Academic Learning in Law

Academic Learning in Law

Theoretical Positions, Teaching Experiments and Learning Experiences

Edited by Bart van Klink and Ubaldus de Vries

This timely book calls for a critical re-evaluation of university legal education, with the particular aim of strengthening its academic nature. It emphasizes lecturers’ responsibility to challenge the assumptions students have about law, and the importance of putting law in a theoretical and social context that allows for critical reflection and sceptical detachment. In addition, the book reports upon teaching experiences and innovations, offering tools for teachers to strengthen the academic nature of legal education.

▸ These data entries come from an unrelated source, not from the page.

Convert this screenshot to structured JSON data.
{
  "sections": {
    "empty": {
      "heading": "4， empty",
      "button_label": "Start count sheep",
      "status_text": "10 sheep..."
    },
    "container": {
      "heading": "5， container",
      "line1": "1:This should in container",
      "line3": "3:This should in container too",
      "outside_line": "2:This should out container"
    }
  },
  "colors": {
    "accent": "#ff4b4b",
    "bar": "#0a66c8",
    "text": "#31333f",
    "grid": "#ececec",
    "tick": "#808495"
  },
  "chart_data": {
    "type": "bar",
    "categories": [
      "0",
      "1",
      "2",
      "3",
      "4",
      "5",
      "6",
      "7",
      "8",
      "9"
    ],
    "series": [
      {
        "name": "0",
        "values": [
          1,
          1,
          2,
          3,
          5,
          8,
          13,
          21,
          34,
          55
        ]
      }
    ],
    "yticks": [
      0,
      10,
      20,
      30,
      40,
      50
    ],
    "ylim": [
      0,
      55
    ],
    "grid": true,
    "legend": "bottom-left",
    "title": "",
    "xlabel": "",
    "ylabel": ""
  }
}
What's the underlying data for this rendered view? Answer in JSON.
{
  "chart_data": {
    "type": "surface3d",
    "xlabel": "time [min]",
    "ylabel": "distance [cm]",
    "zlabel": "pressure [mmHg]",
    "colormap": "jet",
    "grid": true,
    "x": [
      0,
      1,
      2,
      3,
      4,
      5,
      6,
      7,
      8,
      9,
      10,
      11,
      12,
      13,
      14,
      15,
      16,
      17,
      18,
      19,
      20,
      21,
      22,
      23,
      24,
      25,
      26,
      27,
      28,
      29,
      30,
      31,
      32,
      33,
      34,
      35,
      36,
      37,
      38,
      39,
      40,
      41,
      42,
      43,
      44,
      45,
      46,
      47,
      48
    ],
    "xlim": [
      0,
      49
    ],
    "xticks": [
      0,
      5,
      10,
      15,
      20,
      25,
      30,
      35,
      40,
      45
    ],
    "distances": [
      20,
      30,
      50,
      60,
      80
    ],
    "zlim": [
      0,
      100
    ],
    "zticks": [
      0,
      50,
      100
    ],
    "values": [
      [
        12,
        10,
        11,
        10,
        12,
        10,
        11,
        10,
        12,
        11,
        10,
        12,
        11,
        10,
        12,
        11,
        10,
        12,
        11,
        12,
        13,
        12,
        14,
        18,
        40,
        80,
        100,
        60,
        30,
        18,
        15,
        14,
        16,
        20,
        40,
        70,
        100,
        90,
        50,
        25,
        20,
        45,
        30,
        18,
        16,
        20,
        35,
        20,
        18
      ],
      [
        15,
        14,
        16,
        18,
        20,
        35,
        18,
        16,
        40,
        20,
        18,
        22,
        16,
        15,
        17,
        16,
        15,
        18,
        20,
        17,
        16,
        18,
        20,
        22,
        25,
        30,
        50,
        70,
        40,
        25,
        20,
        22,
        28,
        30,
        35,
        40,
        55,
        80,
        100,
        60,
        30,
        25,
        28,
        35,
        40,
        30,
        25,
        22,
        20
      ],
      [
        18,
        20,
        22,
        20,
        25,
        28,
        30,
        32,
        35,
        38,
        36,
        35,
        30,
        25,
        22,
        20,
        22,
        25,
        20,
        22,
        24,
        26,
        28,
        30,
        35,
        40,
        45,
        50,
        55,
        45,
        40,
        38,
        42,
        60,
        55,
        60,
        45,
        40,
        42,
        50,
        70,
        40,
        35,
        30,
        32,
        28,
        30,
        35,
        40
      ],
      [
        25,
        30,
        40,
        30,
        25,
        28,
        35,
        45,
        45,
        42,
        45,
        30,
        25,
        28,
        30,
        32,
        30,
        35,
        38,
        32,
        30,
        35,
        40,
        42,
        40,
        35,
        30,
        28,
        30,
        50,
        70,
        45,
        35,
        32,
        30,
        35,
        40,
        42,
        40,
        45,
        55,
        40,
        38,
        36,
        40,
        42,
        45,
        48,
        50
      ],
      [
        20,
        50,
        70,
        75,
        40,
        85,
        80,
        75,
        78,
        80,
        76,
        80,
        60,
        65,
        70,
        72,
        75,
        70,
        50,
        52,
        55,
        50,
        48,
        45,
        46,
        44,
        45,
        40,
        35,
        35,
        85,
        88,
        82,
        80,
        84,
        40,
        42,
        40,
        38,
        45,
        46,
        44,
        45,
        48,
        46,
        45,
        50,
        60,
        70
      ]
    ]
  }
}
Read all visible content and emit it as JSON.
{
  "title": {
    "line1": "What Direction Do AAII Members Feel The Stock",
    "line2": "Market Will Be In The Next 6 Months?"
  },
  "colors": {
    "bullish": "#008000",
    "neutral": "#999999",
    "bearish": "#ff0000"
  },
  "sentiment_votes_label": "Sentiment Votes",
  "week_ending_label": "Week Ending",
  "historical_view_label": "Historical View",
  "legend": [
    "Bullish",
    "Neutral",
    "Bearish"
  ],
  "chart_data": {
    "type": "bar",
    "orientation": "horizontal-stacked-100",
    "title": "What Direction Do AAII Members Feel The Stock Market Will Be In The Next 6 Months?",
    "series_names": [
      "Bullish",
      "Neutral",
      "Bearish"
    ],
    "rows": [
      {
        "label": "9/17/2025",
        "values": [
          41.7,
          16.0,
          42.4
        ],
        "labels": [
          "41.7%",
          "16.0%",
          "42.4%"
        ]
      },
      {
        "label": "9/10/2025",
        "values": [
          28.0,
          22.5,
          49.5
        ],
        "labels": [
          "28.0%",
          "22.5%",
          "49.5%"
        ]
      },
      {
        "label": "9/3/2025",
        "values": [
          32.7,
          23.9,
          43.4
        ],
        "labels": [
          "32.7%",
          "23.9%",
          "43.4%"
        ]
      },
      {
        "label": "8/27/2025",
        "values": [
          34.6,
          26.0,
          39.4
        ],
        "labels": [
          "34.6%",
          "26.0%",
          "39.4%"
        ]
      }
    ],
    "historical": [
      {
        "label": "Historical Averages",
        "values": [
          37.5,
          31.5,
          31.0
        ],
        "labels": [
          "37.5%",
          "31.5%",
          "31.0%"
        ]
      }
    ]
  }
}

Chapter 1: Introduction: re-thinking academic legal education

Bart van Klink and Ubaldus de Vries

Subjects: law - academic, legal philosophy, legal theory, research methods in law, research methods, research methods in law


In many countries across the world, the nature of the university and the purpose and function of academic education are subject to intense academic, social and political debate. The protests in cities such as Amsterdam, Hong Kong, London and Melbourne, in Spring 2015 have created a momentum to re-evaluate what the university is about and, in particular, what we want to achieve with academic education. Both students and lecturers call for a fundamental re-evaluation of the Academia. A common thread in the protests is the resistance against the managerial culture (or ‘managerialism’) prevailing at universities. According to RethinkUvA (an Amsterdam based protest movement consisting of both lecturers and students), ‘[o]utput-focused management has severely compromised the quality of both university education and research. […] What is called for, are ‘structural reforms in education and research.’ RethinkUU (based in Utrecht) argues that the ideals of the academic community are under pressure and warns that the ‘trend toward efficiency and standardization threaten the depth and versatility of academic learning and expand bureaucracy on paper and between individuals’. At the London School of Economics (LSE) in London, students and lecturers oppose the current trend of neoliberalism in the academic world: ‘LSE is the epitome of the neoliberal university. It is managed and organised around corporate interests, which promote elitism and perpetuate inequality.’ OccupyLSE has started a project called the ‘Free University of London’, proposing that students, lecturers and workers run the university together.